Юсуф сделал два шага вперед, присел, положил руку на могилу матери и сказал: «Я не в обиде, мама, не в обиде. Ведь я знаю, что для тебя это было нелегко». Затем он повернулся к могиле отца и сказал: «Отец мой, я постараюсь вырасти таким, каким ты хотел меня видеть». Потом он встал, отступил назад, постоял так немного, а потом, обращаясь к Мансуру, сказал:
– Ты помнишь, как он ушел на войну?
– Конечно.
– Расскажи.
– Зачем тебе это?
– Я хочу знать.
Мансур помолчал с минуту, а потом, когда прошлое, со всею ясностью предстало перед ним, задумчиво глядя на могилу брата, сказал:
– Это было осенью девяносто девятого, в начале Второй войны. Мне тогда было одиннадцать – столько же, сколько и тебе сейчас.

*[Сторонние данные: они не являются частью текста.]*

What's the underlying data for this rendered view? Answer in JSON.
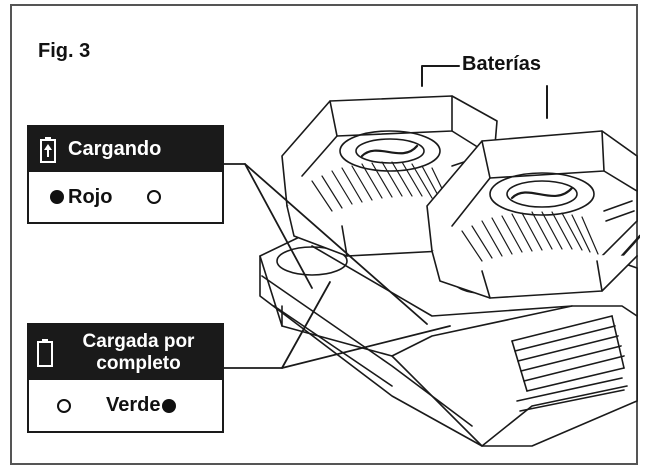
{
  "figure": {
    "title": "Fig. 3",
    "callout_label": "Baterías"
  },
  "charging_panel": {
    "header": "Cargando",
    "color_label": "Rojo",
    "header_icon": "battery-charging-icon",
    "filled_led_color": "#111111"
  },
  "charged_panel": {
    "header_line1": "Cargada por",
    "header_line2": "completo",
    "color_label": "Verde",
    "header_icon": "battery-empty-icon",
    "filled_led_color": "#111111"
  },
  "colors": {
    "ink": "#1a1a1a",
    "frame": "#555555",
    "background": "#ffffff"
  }
}
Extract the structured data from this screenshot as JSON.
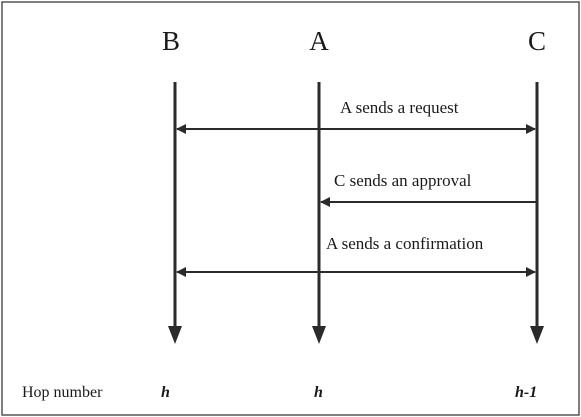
{
  "nodes": [
    {
      "label": "B"
    },
    {
      "label": "A"
    },
    {
      "label": "C"
    }
  ],
  "messages": [
    {
      "label": "A sends a request",
      "from": "A",
      "to": [
        "B",
        "C"
      ]
    },
    {
      "label": "C sends an approval",
      "from": "C",
      "to": [
        "A"
      ]
    },
    {
      "label": "A sends a confirmation",
      "from": "A",
      "to": [
        "B",
        "C"
      ]
    }
  ],
  "hop_row": {
    "label": "Hop number",
    "values": [
      "h",
      "h",
      "h-1"
    ]
  },
  "colors": {
    "line": "#2b2b2b",
    "text": "#1a1a1a",
    "frame": "#555555"
  }
}
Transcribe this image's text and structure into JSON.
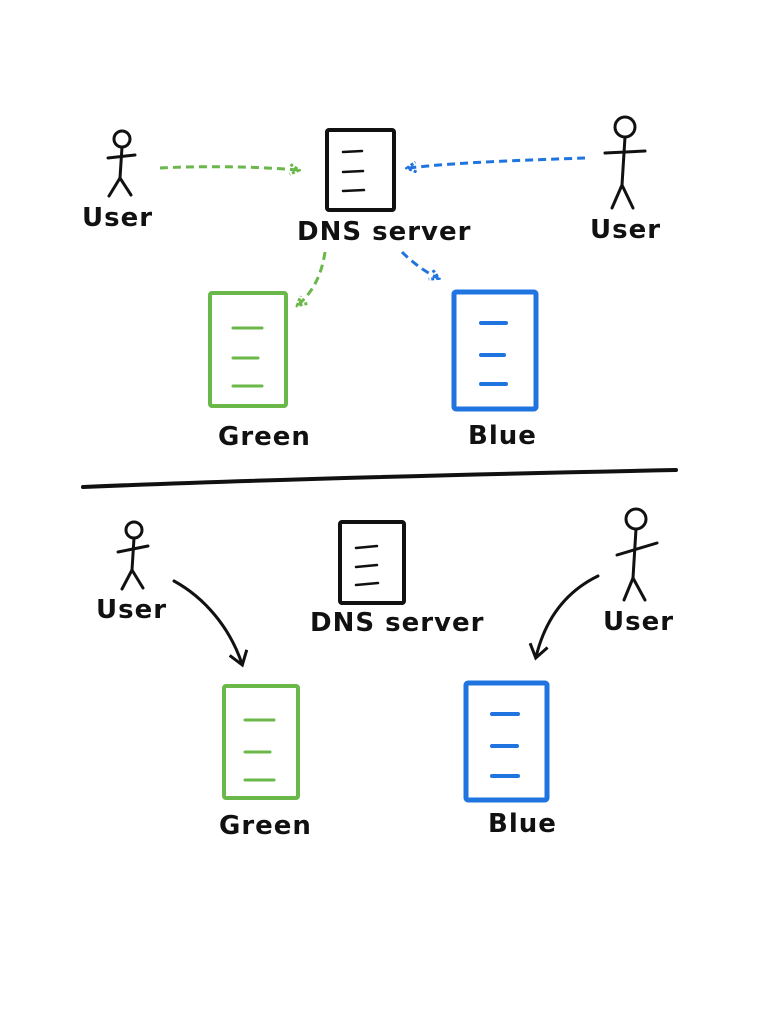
{
  "colors": {
    "ink": "#111111",
    "green": "#6ab74a",
    "blue": "#1f74e0"
  },
  "icons": {
    "user": "stick-figure-icon",
    "server": "server-icon",
    "arrow_dashed": "dashed-arrow-icon",
    "arrow_solid": "curved-arrow-icon"
  },
  "top_panel": {
    "user_left": "User",
    "user_right": "User",
    "dns": "DNS server",
    "green": "Green",
    "blue": "Blue"
  },
  "bottom_panel": {
    "user_left": "User",
    "user_right": "User",
    "dns": "DNS server",
    "green": "Green",
    "blue": "Blue"
  }
}
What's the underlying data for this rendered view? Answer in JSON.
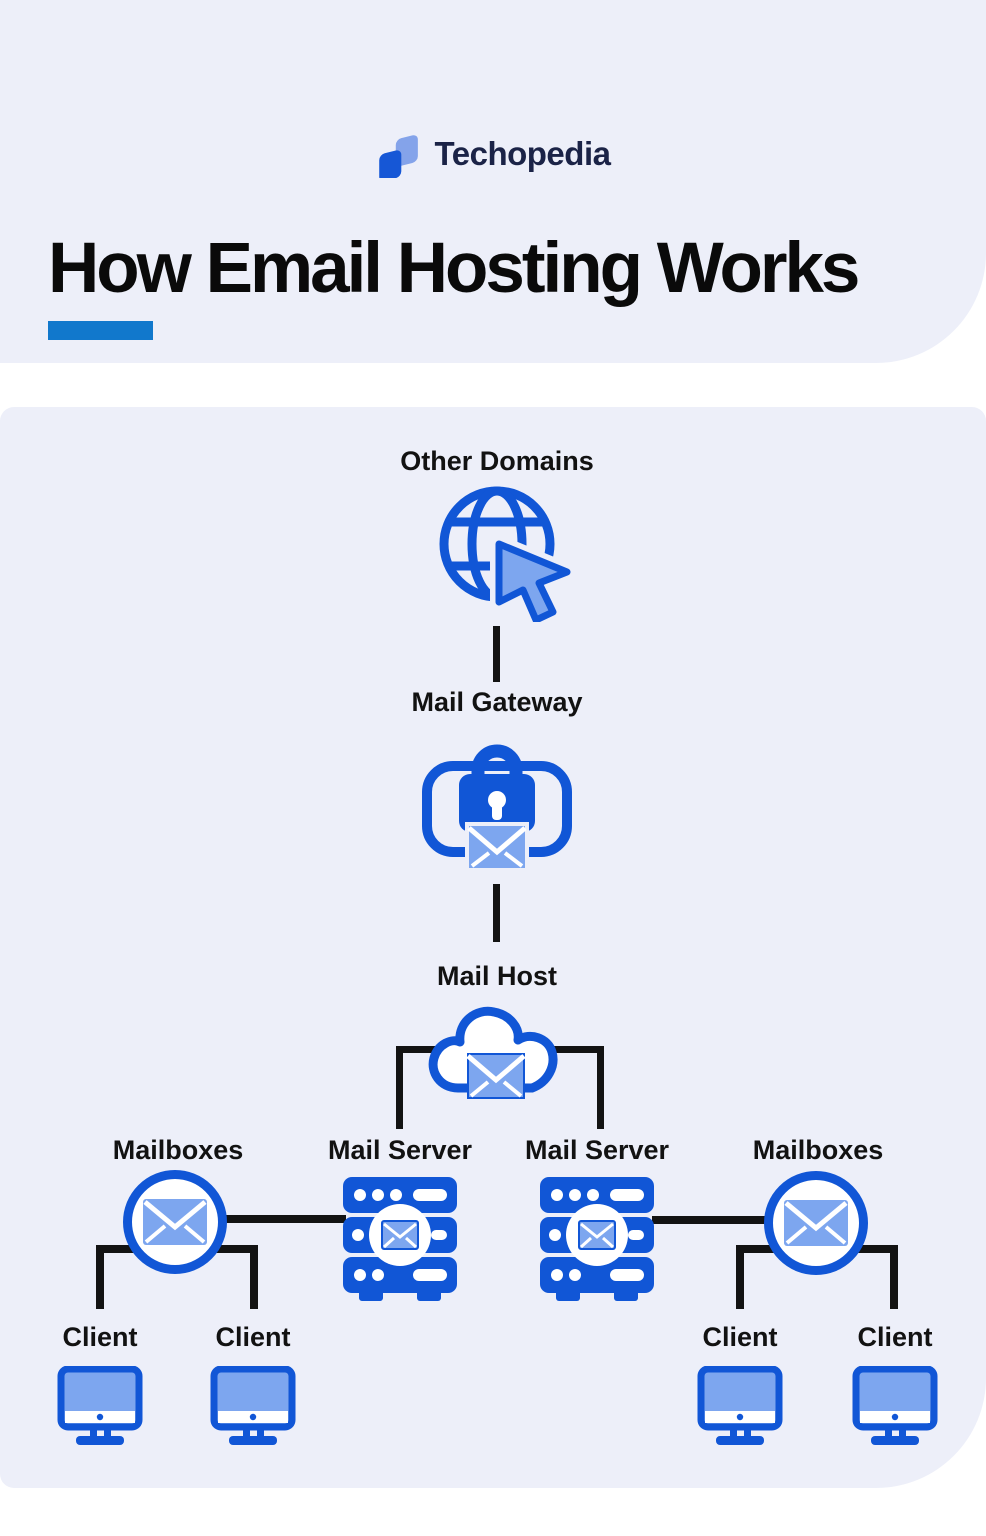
{
  "brand": {
    "name": "Techopedia"
  },
  "header": {
    "title": "How Email Hosting Works"
  },
  "nodes": {
    "other_domains": "Other Domains",
    "mail_gateway": "Mail Gateway",
    "mail_host": "Mail Host",
    "mail_server_left": "Mail Server",
    "mail_server_right": "Mail Server",
    "mailboxes_left": "Mailboxes",
    "mailboxes_right": "Mailboxes",
    "clients": [
      "Client",
      "Client",
      "Client",
      "Client"
    ]
  },
  "edges": [
    [
      "other_domains",
      "mail_gateway"
    ],
    [
      "mail_gateway",
      "mail_host"
    ],
    [
      "mail_host",
      "mail_server_left"
    ],
    [
      "mail_host",
      "mail_server_right"
    ],
    [
      "mail_server_left",
      "mailboxes_left"
    ],
    [
      "mail_server_right",
      "mailboxes_right"
    ],
    [
      "mailboxes_left",
      "client_1"
    ],
    [
      "mailboxes_left",
      "client_2"
    ],
    [
      "mailboxes_right",
      "client_3"
    ],
    [
      "mailboxes_right",
      "client_4"
    ]
  ],
  "colors": {
    "primary_blue": "#1156d6",
    "light_blue": "#7da6ef",
    "accent_bar": "#1178cc",
    "bg_tint": "#edeff9",
    "line": "#131313",
    "brand_navy": "#1b2347",
    "logo_dark": "#1657d6",
    "logo_light": "#84a3ea",
    "title_black": "#0a0a0a"
  }
}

Русские уже стояли на подступах к городу, и Грозный постоянно бомбила авиация. Люди в спешке собирали вещи и уезжали. Мы взяли все самое необходимое и нагрузили тряпьем и скарбом наше старенькое «жигули»; кое-что упрятали в небольшом подвальчике, что – то собрали в дальней комнате и заколотили дверь досками. Ничего из всего этого, конечно же, не уцелело. Прямым попаданием снаряда все было уничтожено… Мы решили покинуть город на другой день. Под несмолкаемой канонадой дальних взрывов, к которым все уже привыкли, мы улеглись спать. Перед рассветом меня разбудил твой отец. Родители спали в своей комнате. Он зажег свечу, так как электричества в это время в городе уже не было, велел мне сесть и послушать его внимательно. Я спросонья не сразу понял, что происходит, и, протирая глаза, присел на кровати. «Что, опять в подвал?» – спросил я наконец, так как часто, посреди ночи, когда бомбы начинали разрываться совсем близко, нас будили и мы все устремлялись в подвал. Я с братом терпеть не могли такие моменты еще с Первой войны, и всегда просили, чтобы нас оставили в покое. «Нет, – ответил Мурад. – Теперь уже не бомбят». И я только тогда обратил внимание на абсолютную тишину. «Я ухожу на войну» – сказал он спокойно. «Что?» – спросил я удивленно. На что он ответил: «Мы с несколькими ребятами из нашего класса решили уйти на войну. Они скоро должны прийти». «Я тоже с вами хочу» – сказал я как-то машинально. «Нет, – отрезал он, – ты должен остаться с родителями и помогать им. Если мы оба уйдем, это будет слишком тяжелым ударом для них». «А ты им ничего не скажешь?» – спросил я. «Нет, – ответил он, – не скажу. Я тебя для того и разбудил, чтобы ты им сообщил об этом… Ну и чтобы попрощаться с тобой». Он подошел ко мне, я встал и мы обнялись, – Мансур почувствовал ком в горле. Выдержав небольшую паузу, он продолжил: – Я рос с ним, всю мою жизнь мы с ним были вместе… Ему лишь недавно исполнилось семнадцать… Когда он тихо, боясь разбудить родителей, вышел, я так же бесшумно пошел вслед за ним. За воротами его уже ждали друзья. И они ушли, а я стоял и смотрел им вслед, пока они не скрылись из виду в предрассветных сумерках.